A Radical New Paradigm for Ecological Governance
The Commons Law Project is a bold attempt to imagine a new architecture of law and public policy that can effectively address climate change and other urgent ecological problems while advancing human rights and social empowerment.
The vast majority of the world’s scientists agree: We have reached a point in history where we are in grave danger of destroying Earth’s life-sustaining capacity. But our attempts to protect natural ecosystems are increasingly ineffective because our very conception of the problem is limited; we treat ‘the environment’ as its own separate realm, taking for granted prevailing but outmoded conceptions of economics, national sovereignty, and international law. The Commons Law Project aims to challenge this counterproductive paradigm with a radical new framework for thought and action.

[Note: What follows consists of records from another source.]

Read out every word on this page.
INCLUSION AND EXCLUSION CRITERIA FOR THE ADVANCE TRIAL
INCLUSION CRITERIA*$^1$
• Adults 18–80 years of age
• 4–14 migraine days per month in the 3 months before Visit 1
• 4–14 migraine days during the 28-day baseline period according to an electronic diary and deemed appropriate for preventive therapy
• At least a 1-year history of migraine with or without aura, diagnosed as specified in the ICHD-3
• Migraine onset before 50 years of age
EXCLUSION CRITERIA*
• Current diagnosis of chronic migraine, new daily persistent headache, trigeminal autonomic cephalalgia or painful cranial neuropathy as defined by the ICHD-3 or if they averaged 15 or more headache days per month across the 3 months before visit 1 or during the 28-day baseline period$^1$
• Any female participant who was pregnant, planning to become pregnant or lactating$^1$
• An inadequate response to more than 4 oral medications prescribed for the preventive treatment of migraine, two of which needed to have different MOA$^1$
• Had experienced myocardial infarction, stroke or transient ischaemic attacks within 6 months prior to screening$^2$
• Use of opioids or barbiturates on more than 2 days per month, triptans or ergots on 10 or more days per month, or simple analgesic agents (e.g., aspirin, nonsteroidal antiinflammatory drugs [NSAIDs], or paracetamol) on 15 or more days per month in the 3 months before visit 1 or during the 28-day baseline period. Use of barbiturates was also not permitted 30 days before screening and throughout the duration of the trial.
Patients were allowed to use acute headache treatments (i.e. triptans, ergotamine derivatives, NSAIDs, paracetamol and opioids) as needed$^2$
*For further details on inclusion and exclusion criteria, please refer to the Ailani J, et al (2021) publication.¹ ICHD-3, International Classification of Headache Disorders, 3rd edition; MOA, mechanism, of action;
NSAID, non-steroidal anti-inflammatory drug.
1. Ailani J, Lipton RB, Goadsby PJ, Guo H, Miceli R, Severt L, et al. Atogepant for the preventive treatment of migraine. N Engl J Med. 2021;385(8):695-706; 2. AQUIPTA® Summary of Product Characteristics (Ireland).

Green Governance: Ecological Survival, Human Rights, and the Law of the Commons, to be published by Cambridge University Press in 2013, is a direct response to the mounting calls for a paradigm shift in the way humans relate to the natural environment. It opens the door to a new set of solutions by proposing a compelling new synthesis of environmental protection based on broader notions of economics and human rights and on commons-based governance. Going beyond speculative abstractions, the book proposes a new architecture of environmental law and public policy that is as practical as it is theoretically sound.
The Commons Law Project is the brainchild of Burns Weston and David Bollier.
Burns H. Weston is the Bessie Dutton Murray Distinguished Professor of Law Emeritus and Senior Scholar of the Center for Human Rights at The University of Iowa. A long-time – now honorary – member of the Board of Editors of the American Journal of International Law and Fellow of the World Academy of Art and Science, he has authored and co-authored many books and articles, especially in international human rights and related international law fields. He also is known as an ‘engaged scholar’. For his activism and scholarship bridging human rights and environmental law, he was awarded the honorary degree of Doctor of Laws (LL.D.) by Vermont Law School in 2009.
David Bollier is an author, activist and independent scholar of the commons. He is the author or editor of twelve books, including four on various aspects of the commons. He is co-founder of the Commons Strategies Group, an international consulting project, and co-founder of Public Knowledge, a Washington advocacy group for the public’s stake in copyright and Internet policies. Bollier is also Senior Fellow at the Norman Lear Center at the USC Annenberg School for Communication and Journalism; winner of the Bosch Prize in Public Policy at the American Academy in Berlin, fall 2012; and a long-time rapporteur for the Aspen Institute.